Miałam 18 lat, gdy poznałam swojego potencjalnego męża. Nie spieszyliśmy się, aby legalizować nasze związki. Planowałam skończyć naukę, dostać się do technikum i stanąć na własnych nogach. Ale wszystko potoczyło się inaczej. Zaszłam w ciążę. Jak to się stało, nadal nie wiem, bo stosowaliśmy środki antykoncepcyjne. Mój chłopak nie bał się odpowiedzialności. Był pewien, że sobie poradzimy. Zaproponował mi małżeństwo, ale planowaliśmy je zawrzeć po narodzeniu dziecka, aby zaoszczędzić na ślubie.
Moja mama nic nie wiedziała o mojej ciąży. Chciałam najpierw powiedzieć, że planujemy mieszkać razem z Markiem, a potem poinformować o narodzinach dziecka. Zaczęliśmy szukać mieszkania z ukochanym, ale nie mogliśmy znaleźć nic odpowiedniego. Nasze miasto było małe i prowincjonalne, więc było to naprawdę trudne. Matka mojego męża zaproponowała nam przeprowadzkę do jej pustego mieszkania. Jedynym warunkiem było opłacanie rachunków.
Byłam zadowolona, że znaleźliśmy wyjście z sytuacji. Ja studiowałam, a mąż pracował. Jednak po pewnym czasie teściowa zjawiła się u nas i oznajmiła, że będzie mieszkać z nami. Otóż postanowiła wynająć swoje mieszkanie. Naturalnie, nie byłam zachwycona takimi wieściami.
Bardzo się rozczarowałam, ale nie było wyjścia. To jej mieszkanie, więc to nie mnie ustalać zasady. Milczałam. Od tego czasu zaczęła się prawdziwa gehenna.
— Marta, czy ty w ogóle nie sprzątałaś przez ten czas? Jak można było tak zanieczyścić moje mieszkanie?
W mieszkaniu było stosunkowo czysto. Nie miałam czasu na dokładne porządki. Lokal wymagał remontu, więc sprzątanie nie pomagało sytuacji. Już przed naszym wprowadzeniem kuchnia była pokryta tłustymi smugami, a stan instalacji sanitarnej był porażający. Próbowałam odchudzić, ale potem zrozumiałam, że to bez sensu.
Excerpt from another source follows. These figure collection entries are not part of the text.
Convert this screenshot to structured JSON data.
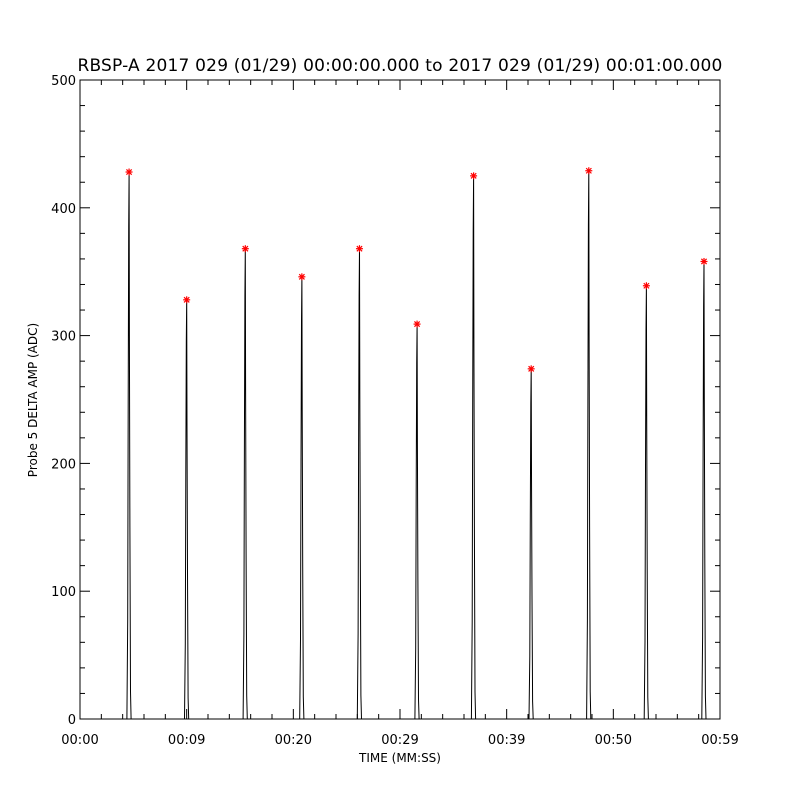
{
  "chart_data": {
    "type": "line",
    "title": "RBSP-A 2017 029 (01/29) 00:00:00.000 to 2017 029 (01/29) 00:01:00.000",
    "xlabel": "TIME (MM:SS)",
    "ylabel": "Probe 5 DELTA AMP (ADC)",
    "xlim": [
      0,
      60
    ],
    "ylim": [
      0,
      500
    ],
    "x_tick_values": [
      0,
      10,
      20,
      30,
      40,
      50,
      60
    ],
    "x_tick_labels": [
      "00:00",
      "00:09",
      "00:20",
      "00:29",
      "00:39",
      "00:50",
      "00:59"
    ],
    "y_tick_values": [
      0,
      100,
      200,
      300,
      400,
      500
    ],
    "y_tick_labels": [
      "0",
      "100",
      "200",
      "300",
      "400",
      "500"
    ],
    "grid": false,
    "series": [
      {
        "color": "#000000",
        "style": "spikes",
        "peaks": [
          {
            "x": 4.6,
            "y": 428
          },
          {
            "x": 10.0,
            "y": 328
          },
          {
            "x": 15.5,
            "y": 368
          },
          {
            "x": 20.8,
            "y": 346
          },
          {
            "x": 26.2,
            "y": 368
          },
          {
            "x": 31.6,
            "y": 309
          },
          {
            "x": 36.9,
            "y": 425
          },
          {
            "x": 42.3,
            "y": 274
          },
          {
            "x": 47.7,
            "y": 429
          },
          {
            "x": 53.1,
            "y": 339
          },
          {
            "x": 58.5,
            "y": 358
          }
        ]
      },
      {
        "color": "#ff0000",
        "style": "asterisk-markers",
        "x": [
          4.6,
          10.0,
          15.5,
          20.8,
          26.2,
          31.6,
          36.9,
          42.3,
          47.7,
          53.1,
          58.5
        ],
        "y": [
          428,
          328,
          368,
          346,
          368,
          309,
          425,
          274,
          429,
          339,
          358
        ]
      }
    ]
  }
}
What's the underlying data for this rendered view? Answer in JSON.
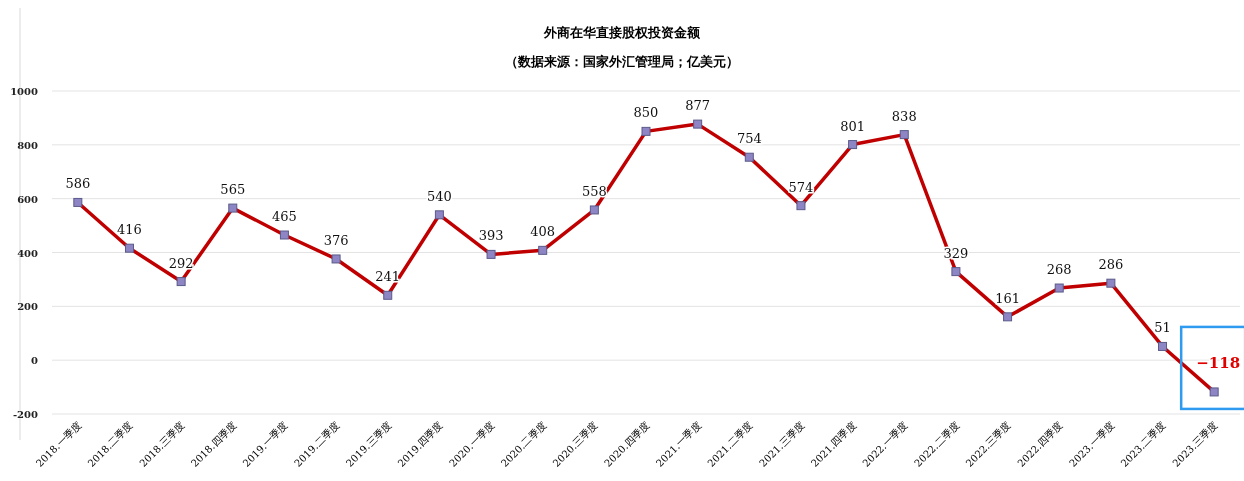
{
  "chart_data": {
    "type": "line",
    "title": "外商在华直接股权投资金额",
    "subtitle": "（数据来源：国家外汇管理局；亿美元）",
    "categories": [
      "2018.一季度",
      "2018.二季度",
      "2018.三季度",
      "2018.四季度",
      "2019.一季度",
      "2019.二季度",
      "2019.三季度",
      "2019.四季度",
      "2020.一季度",
      "2020.二季度",
      "2020.三季度",
      "2020.四季度",
      "2021.一季度",
      "2021.二季度",
      "2021.三季度",
      "2021.四季度",
      "2022.一季度",
      "2022.二季度",
      "2022.三季度",
      "2022.四季度",
      "2023.一季度",
      "2023.二季度",
      "2023.三季度"
    ],
    "series": [
      {
        "color": "#c00000",
        "values": [
          586,
          416,
          292,
          565,
          465,
          376,
          241,
          540,
          393,
          408,
          558,
          850,
          877,
          754,
          574,
          801,
          838,
          329,
          161,
          268,
          286,
          51,
          -118
        ]
      }
    ],
    "ylim": [
      -200,
      1000
    ],
    "yticks": [
      -200,
      0,
      200,
      400,
      600,
      800,
      1000
    ],
    "grid": "y",
    "marker": "square",
    "line_style": "solid",
    "data_labels": true
  }
}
Na docinki ze strony krewniaka nie odpowiadałam. Milczałam, żeby nie prowokować konfliktów. Ona jednak nadal mnie dręczyła i wszystkim opowiadała, że zamieniłam jej mieszkanie w chlew.
Po przeprowadzce teściowej uznała, że jestem jej służącą. Wskazywała mi, jak sprzątać i co gotować. Nawet jej rzeczy ręcznie prałam. Przecież mam jej dogadzać, bo przecież tu mieszkamy za darmo. Mogła w 6 rano wdzierać się do naszego pokoju i krzyczeć:
— Marta, dlaczego jeszcze nie ma śniadania? Ile mam czekać? Za darmo tu mieszkasz i nic nie robisz. Masz mi służyć i dogadzać.
Rozpłakałam się po jej słowach, bo stało się mi przykro. Marek nawet nie myślał o mnie się bronić. Powiedział:
— Czemu płaczesz? Ciężko ci mamie śniadanie przygotować?
Jego samopoczucie mnie nie obchodziło. Nawet nie dostrzegał nic złego w stosunku teściowej do mnie.
Zdenerwowałam się, zebrałam się i poszłam do technikum. Po nauce pojechałam do mamy i obiecałam jej wszystko. Zdecydowałam, że nie ma przyszłości między nami z Markiem. On nie zamierzał mnie bronić. Powiedziałam:
— Nie zadzwonił nawet do mnie. To taki smutny tatuś.
Wiele osób dzieli się z nami swoimi historiami, aby dowiedzieć się, co inni o tym myślą. Jeśli masz swoją opinię lub sugestię dotyczącą tej historii, proszę napisz ją w komentarzach na Facebooku.